Em julgamento concluído na última quinta-feira, o Supremo Tribunal Federal decidiu que o direito ao esquecimento não é compatível com a Constituição do país. Dos 11 ministros da corte, nove entenderam que a prerrogativa de “não ser lembrado” em função de determinado acontecimento fere a liberdade de expressão e pode até interferir na história; um votou pelo reconhecimento do direito (Edson Fachin) e outro declarou-se impedido (Luís Roberto Barroso). É amplo e conflitante o debate envolvendo a liberdade de expressão e a recorrente tentativa de barrar a divulgação de determinados fatos. Por isso, o recurso extraordinário julgado pelo STF é tão emblemático e, de agora em diante, terá repercussão sobre todos os processos semelhantes.
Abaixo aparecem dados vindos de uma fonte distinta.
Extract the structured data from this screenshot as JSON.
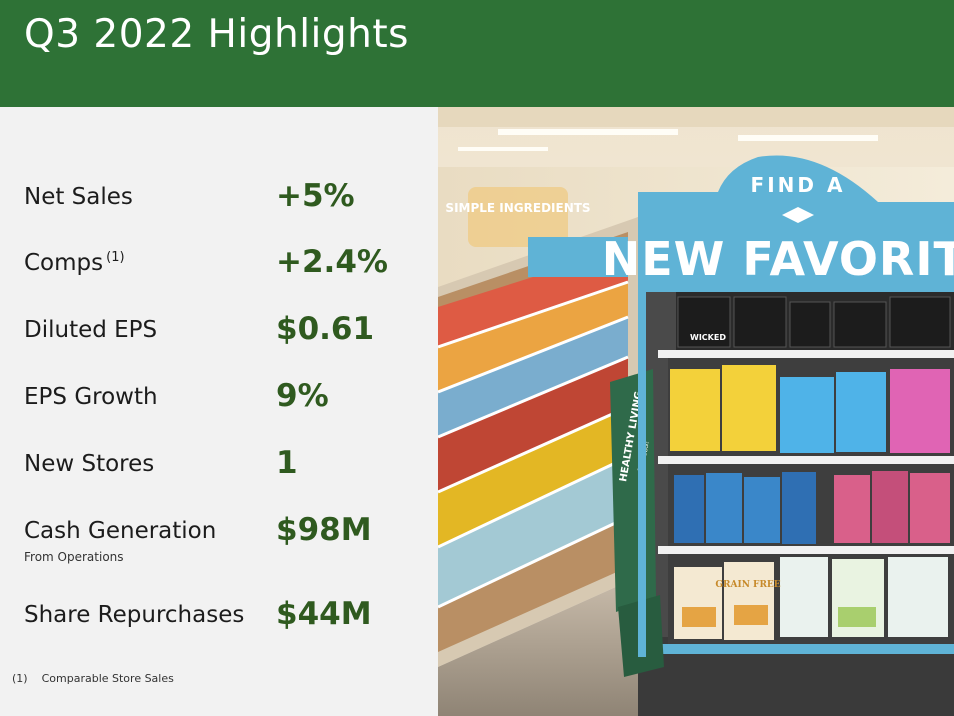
{
  "header": {
    "title": "Q3 2022 Highlights"
  },
  "metrics": [
    {
      "label": "Net Sales",
      "value": "+5%"
    },
    {
      "label": "Comps",
      "footnote_mark": "(1)",
      "value": "+2.4%"
    },
    {
      "label": "Diluted EPS",
      "value": "$0.61"
    },
    {
      "label": "EPS Growth",
      "value": "9%"
    },
    {
      "label": "New Stores",
      "value": "1"
    },
    {
      "label": "Cash Generation",
      "sublabel": "From Operations",
      "value": "$98M"
    },
    {
      "label": "Share Repurchases",
      "value": "$44M"
    }
  ],
  "footnote": {
    "number": "(1)",
    "text": "Comparable Store Sales"
  },
  "photo": {
    "sign_top": "FIND A",
    "sign_main": "NEW FAVORITE",
    "bag_text": "HEALTHY LIVING",
    "bag_subtext": "for less!",
    "shelf_brand_top": "WICKED",
    "shelf_brand_bottom": "GRAIN FREE",
    "back_banner": "SIMPLE INGREDIENTS",
    "colors": {
      "header_green": "#2e7236",
      "value_green": "#2f5a1f",
      "sign_blue": "#5fb3d6"
    }
  }
}
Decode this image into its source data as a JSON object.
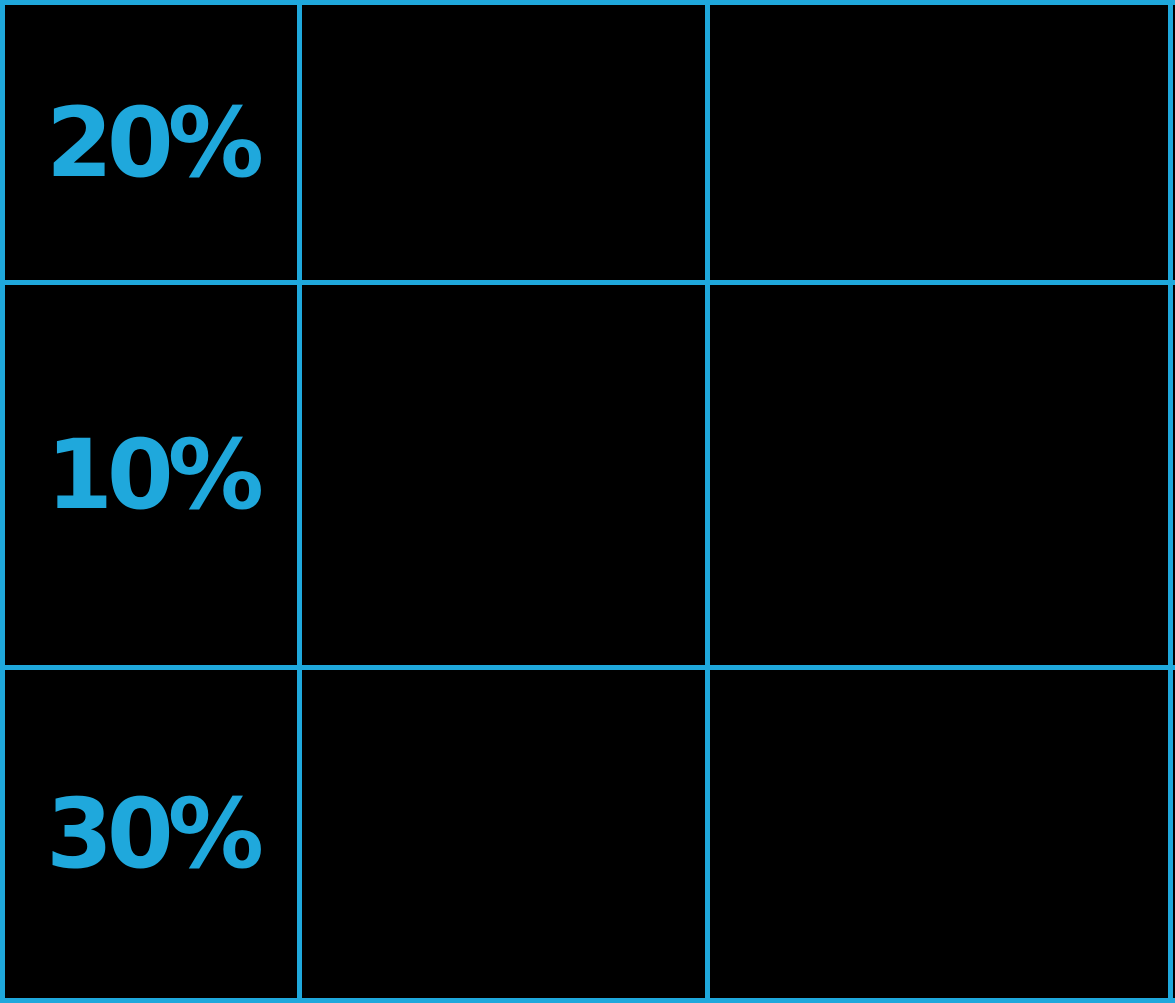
{
  "table": {
    "rows": [
      {
        "label": "20%",
        "cells": [
          "",
          ""
        ]
      },
      {
        "label": "10%",
        "cells": [
          "",
          ""
        ]
      },
      {
        "label": "30%",
        "cells": [
          "",
          ""
        ]
      }
    ]
  },
  "colors": {
    "background": "#000000",
    "line": "#1fa8dc",
    "text": "#1fa8dc"
  }
}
Na raiz da questão desse caso específico, está um tipo de crime que estarreceu o país em 1958 e que até hoje se repete, para vergonha de toda a sociedade: o assassinato de mulheres cometido, geralmente, por ex ou atual companheiro. No Brasil, todos os dias, são registrados pelo menos três feminicídios, nomenclatura que não existia na época em que Aída Cury foi morta. Vítima de uma tentativa de estupro, a jovem de 18 anos foi jogada de um terraço em Copacabana, no Rio de Janeiro, numa trama para tentar levar as pessoas a acreditarem que a jovem de 18 anos teria cometido suicídio.
O caso foi parar no Supremo porque familiares de Aída Curi entraram na Justiça, pleiteando o direito ao esquecimento e indenização, em decorrência de reportagem em que a TV Globo reconstituiu o crime. A família tinha pedido para que o trabalho não fosse ao ar. A emissora o considerou de interesse público e o exibiu. O processo foi parar no STF depois de passar por diversas instâncias do Judiciário. Na mais alta corte de Justiça do país, a maioria dos ministros entendeu que o direito de não ser lembrado configura censura prévia, implica cerceamento à liberdade de expressão e pode até interferir na história do país.
“É incompatível com a Constituição a ideia de um direito ao esquecimento, assim entendido como o poder de obstar, em razão da passagem do tempo, a divulgação de fatos ou dados verídicos e licitamente obtidos e publicados em meios de comunicação social, analógicos ou digitais”, destaca a tese aprovada pelo plenário do Supremo. Apesar da repercussão geral, advogados criminalistas e juristas dizem que o direito ao esquecimento não está pacificado. Ainda vem muita discussão pela frente.
De fato, o próprio texto da decisão do STF faz essa ressalva. “Eventuais excessos ou abusos no exercício da liberdade de expressão e de informação devem ser analisados caso a caso, a partir de parâmetros constitucionais – especialmente relativos à proteção da honra, da imagem, da privacidade e da personalidade em geral – e as expressas e específicas previsões legais nos âmbitos penal e cível”, entenderam os ministros. O mais importante, até aqui, é que o direito de informar, com responsabilidade e precisão, está preservado no Brasil. Sem restrições.